Updated

A probation officer assigned to a teenager charged with killing the University of North Carolina's student body president was handling 127 cases without benefit of training, state corrections officials said Wednesday.

A state investigation into the case also found that Laurence Lovette never met with probation officer Chalita Thomas, while the other defendant in the killing, Demario Atwater, had his probation cases handled by 10 different officers.

"This is a dark cloud over our agency," said Robert Lee Guy, director of the state Division of Community Corrections.

Guy said no one has been fired but three senior probation and parole officials in Wake County have been reassigned. Other temporary and permanent disciplinary actions may be forthcoming, he said.

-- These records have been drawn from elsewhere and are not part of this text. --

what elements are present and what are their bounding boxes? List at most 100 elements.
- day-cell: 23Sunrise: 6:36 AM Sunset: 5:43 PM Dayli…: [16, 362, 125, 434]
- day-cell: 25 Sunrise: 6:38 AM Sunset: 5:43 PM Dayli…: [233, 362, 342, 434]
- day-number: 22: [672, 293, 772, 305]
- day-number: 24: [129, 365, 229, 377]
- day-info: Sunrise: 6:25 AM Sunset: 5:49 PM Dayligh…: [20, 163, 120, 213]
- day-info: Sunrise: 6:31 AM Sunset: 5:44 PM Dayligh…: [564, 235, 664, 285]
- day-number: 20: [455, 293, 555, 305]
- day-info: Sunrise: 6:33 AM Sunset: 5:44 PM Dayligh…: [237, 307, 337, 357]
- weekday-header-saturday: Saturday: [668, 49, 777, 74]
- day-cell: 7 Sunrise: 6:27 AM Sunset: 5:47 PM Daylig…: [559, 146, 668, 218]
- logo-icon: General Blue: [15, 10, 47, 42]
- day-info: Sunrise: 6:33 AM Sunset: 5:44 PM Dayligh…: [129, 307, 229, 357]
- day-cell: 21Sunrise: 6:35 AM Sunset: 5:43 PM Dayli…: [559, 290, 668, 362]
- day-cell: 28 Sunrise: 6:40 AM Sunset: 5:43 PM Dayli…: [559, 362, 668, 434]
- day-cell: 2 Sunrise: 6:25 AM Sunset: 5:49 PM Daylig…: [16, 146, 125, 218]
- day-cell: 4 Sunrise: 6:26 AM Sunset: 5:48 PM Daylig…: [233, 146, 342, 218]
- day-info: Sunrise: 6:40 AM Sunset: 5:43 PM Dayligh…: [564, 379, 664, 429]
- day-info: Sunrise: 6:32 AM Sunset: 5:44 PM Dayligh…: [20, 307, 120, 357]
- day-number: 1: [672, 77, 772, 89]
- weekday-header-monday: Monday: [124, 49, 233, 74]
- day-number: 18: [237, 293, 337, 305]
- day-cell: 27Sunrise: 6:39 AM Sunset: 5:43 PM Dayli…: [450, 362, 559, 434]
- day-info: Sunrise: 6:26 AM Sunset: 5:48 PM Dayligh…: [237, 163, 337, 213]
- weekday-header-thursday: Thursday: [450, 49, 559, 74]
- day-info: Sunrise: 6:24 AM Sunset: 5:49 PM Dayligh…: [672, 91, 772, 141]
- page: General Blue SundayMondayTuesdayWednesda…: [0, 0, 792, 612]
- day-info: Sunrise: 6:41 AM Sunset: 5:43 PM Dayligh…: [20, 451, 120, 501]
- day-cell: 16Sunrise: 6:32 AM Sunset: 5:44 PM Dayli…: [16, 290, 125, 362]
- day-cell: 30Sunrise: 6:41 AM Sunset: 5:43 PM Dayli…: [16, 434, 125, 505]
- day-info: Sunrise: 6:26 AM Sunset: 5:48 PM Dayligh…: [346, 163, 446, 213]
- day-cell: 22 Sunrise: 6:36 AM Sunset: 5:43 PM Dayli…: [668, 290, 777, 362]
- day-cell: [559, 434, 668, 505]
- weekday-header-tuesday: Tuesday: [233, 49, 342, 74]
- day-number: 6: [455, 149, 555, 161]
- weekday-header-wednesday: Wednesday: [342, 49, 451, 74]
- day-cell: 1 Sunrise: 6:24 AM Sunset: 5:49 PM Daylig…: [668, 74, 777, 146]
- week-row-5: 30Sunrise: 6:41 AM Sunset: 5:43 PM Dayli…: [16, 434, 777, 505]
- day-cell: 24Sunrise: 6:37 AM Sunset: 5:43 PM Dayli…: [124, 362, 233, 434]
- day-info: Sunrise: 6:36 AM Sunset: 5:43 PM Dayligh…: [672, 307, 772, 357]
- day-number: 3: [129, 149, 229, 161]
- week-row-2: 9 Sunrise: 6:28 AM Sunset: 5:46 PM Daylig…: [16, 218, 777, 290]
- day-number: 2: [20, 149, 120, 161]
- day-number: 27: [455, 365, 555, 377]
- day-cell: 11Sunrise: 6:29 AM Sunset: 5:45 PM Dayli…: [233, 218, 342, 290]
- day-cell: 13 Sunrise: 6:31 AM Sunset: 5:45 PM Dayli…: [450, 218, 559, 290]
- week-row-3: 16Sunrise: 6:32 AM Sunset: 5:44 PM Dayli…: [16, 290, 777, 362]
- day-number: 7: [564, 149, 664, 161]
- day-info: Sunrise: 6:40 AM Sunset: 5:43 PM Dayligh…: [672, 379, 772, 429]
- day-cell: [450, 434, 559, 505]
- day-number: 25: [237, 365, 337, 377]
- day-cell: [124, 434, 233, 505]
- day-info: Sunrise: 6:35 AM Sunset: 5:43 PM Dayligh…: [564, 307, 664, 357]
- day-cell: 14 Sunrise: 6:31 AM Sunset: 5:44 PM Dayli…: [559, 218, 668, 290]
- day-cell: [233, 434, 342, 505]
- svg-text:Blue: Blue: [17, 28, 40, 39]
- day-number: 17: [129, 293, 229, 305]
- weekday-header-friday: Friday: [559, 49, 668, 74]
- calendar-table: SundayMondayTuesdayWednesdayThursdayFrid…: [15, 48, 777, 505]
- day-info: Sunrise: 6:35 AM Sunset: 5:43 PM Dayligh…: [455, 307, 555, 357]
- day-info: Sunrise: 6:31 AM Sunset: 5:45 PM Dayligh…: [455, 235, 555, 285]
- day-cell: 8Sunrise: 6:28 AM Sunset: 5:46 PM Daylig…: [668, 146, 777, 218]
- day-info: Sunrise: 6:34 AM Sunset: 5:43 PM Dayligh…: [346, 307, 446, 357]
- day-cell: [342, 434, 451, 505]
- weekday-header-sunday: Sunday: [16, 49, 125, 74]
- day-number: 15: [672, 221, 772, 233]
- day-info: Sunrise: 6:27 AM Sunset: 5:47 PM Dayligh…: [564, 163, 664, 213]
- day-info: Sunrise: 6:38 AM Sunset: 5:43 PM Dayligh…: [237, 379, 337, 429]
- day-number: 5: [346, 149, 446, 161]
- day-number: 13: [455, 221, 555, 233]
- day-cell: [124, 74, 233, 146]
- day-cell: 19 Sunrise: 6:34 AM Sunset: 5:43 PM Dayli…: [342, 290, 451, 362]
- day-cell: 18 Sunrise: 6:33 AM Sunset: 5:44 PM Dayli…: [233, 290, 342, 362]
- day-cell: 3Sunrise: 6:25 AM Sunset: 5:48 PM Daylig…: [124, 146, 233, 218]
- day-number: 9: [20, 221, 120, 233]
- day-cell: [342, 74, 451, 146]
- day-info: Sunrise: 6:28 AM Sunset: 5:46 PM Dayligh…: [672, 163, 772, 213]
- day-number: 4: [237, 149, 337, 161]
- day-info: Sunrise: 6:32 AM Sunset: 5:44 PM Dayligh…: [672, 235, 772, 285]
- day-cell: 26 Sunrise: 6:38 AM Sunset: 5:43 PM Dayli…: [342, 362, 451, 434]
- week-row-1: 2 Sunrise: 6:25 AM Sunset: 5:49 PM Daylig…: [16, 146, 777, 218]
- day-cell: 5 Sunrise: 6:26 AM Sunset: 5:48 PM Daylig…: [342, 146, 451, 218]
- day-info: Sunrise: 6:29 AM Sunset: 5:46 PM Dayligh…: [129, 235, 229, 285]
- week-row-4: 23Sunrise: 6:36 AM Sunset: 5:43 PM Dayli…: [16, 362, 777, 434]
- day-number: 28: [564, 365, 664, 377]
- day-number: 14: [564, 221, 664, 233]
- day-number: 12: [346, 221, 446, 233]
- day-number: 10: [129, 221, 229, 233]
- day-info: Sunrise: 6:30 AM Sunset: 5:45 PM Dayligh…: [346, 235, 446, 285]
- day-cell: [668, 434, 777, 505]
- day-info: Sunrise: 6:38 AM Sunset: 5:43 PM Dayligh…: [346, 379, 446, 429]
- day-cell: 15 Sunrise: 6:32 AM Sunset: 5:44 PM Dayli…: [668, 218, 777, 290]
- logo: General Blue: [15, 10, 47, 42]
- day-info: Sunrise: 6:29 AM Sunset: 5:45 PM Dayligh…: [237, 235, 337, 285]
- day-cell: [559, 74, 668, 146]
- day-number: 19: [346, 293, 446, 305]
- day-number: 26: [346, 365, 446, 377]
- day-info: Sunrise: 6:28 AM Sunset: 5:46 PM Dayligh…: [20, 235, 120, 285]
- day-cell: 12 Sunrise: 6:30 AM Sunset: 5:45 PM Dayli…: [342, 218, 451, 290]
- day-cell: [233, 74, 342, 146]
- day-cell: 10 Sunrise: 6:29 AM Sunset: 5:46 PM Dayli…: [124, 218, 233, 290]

Lovette, 17, and Atwater, 21, both of Durham, are charged with first-degree murder in the March 5 slaying of Eve Carson, who was found shot to death on a street not far from the university's campus in Chapel Hill.

Lovette also is charged in the fatal shooting of a Duke University graduate student.

Lovette pleaded guilty to misdemeanor larceny and breaking and entering on Jan. 16 in Durham, received a two-year suspended sentence and was placed on probation.

In the six weeks that followed, authorities in Durham arrested Lovette several times and charged him with nine different crimes, including burglary, car theft, breaking and entering, and resisting arrest.

He was released after each arrest.

The investigation found that Thomas was working in an atmosphere of constant staff vacancies, case reassignments and a lack of training, the report said. Officials said those conditions led to a variety of deficiencies in the probation case.

The state investigation found that Atwater's probation cases were passed to 10 different staff members who failed to follow procedures between 2005 and 2008. Atwater was twice ordered to be placed under intensive probation, which includes mandatory curfews, weekly contact and warrantless searches, but the officers handling his case never did so.

"It's flat out embarrassing. It's totally unacceptable by our standards — by any agency's standards," Guy said.

Carson was killed a few days after Atwater was first scheduled to appear on a probation violation resulting from firearms charge to which he had pleaded guilty eight months earlier. He was sent to the wrong courtroom and the probation hearing was delayed.

Atwater could face the death penalty if convicted of Carson's death; Lovette cannot be executed because of his age.

Lovette and another man are charged in the killing of Duke University graduate student Abhijit Mahato, who was found shot to death Jan. 18 in his apartment in Durham — just two days after he was first placed on probation.